The rejection leaves the ICA’s decision as the final appellate ruling in the case. Under Hawaiʻi appellate practice, rejection of a certiorari application is not a ruling on the merits but signifies that the Supreme Court declined to exercise its discretionary review.
Key Takeaways
- The Hawaiʻi Supreme Court declined to review the ICA’s decision, ending the Frosts’ appellate options in the state court system.
- The rejection is a one-sentence order with no written analysis; it does not constitute binding precedent on the underlying substantive issues.

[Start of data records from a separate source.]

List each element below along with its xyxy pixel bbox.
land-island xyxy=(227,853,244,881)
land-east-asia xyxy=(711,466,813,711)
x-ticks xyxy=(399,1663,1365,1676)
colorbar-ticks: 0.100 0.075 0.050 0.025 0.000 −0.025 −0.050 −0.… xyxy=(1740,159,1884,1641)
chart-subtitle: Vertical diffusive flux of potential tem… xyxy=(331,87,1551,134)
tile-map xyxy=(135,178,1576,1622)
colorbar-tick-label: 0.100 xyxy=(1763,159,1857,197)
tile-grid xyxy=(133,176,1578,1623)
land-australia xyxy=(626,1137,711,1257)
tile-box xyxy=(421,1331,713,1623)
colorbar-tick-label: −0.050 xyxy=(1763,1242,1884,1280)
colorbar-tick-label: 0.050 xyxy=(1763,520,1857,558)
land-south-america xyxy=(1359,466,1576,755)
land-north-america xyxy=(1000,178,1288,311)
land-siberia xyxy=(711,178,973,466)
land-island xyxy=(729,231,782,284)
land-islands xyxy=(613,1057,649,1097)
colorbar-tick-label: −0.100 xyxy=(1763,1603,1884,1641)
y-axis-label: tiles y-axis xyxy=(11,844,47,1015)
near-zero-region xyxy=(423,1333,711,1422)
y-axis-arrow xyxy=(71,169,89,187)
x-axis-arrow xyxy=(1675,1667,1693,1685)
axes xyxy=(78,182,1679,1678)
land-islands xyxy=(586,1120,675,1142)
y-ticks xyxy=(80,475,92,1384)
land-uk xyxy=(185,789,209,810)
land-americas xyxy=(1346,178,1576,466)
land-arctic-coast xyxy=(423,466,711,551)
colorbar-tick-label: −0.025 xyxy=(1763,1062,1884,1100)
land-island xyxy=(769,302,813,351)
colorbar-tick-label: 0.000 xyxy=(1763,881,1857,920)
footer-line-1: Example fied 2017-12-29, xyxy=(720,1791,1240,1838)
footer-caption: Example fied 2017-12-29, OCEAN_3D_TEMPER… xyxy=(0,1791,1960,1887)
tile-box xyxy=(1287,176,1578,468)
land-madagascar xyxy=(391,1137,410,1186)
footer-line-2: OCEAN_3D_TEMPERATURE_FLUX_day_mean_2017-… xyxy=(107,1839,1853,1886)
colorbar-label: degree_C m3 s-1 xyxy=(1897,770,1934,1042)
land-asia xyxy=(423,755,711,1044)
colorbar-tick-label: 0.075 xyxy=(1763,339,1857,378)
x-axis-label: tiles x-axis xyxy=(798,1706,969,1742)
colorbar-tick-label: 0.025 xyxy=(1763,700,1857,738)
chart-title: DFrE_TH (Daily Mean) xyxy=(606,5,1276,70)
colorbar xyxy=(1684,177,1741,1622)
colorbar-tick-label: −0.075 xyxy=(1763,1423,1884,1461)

- The case spanned roughly six years from filing (2020) through final appellate disposition (2026), illustrating the extended timeline common in Hawaii condominium association litigation.
Why It Matters
While the Supreme Court’s cert rejection carries no precedential weight, it closes the door on further state-court review for the Frosts in a dispute that involved both their condominium association and its professional management company — a pairing that appears frequently in Hawaiʻi AOAO litigation. Practitioners handling condominium disputes should note that the ICA’s underlying ruling, once issued, now stands as the controlling appellate authority for this dispute.
For condo owners and associations alike, the case is a reminder that the Hawaiʻi Supreme Court exercises highly selective discretionary review; securing certiorari requires demonstrating significant legal questions beyond the parties’ immediate interests, and the absence of any noted dissent here suggests the Court saw no such question warranting intervention.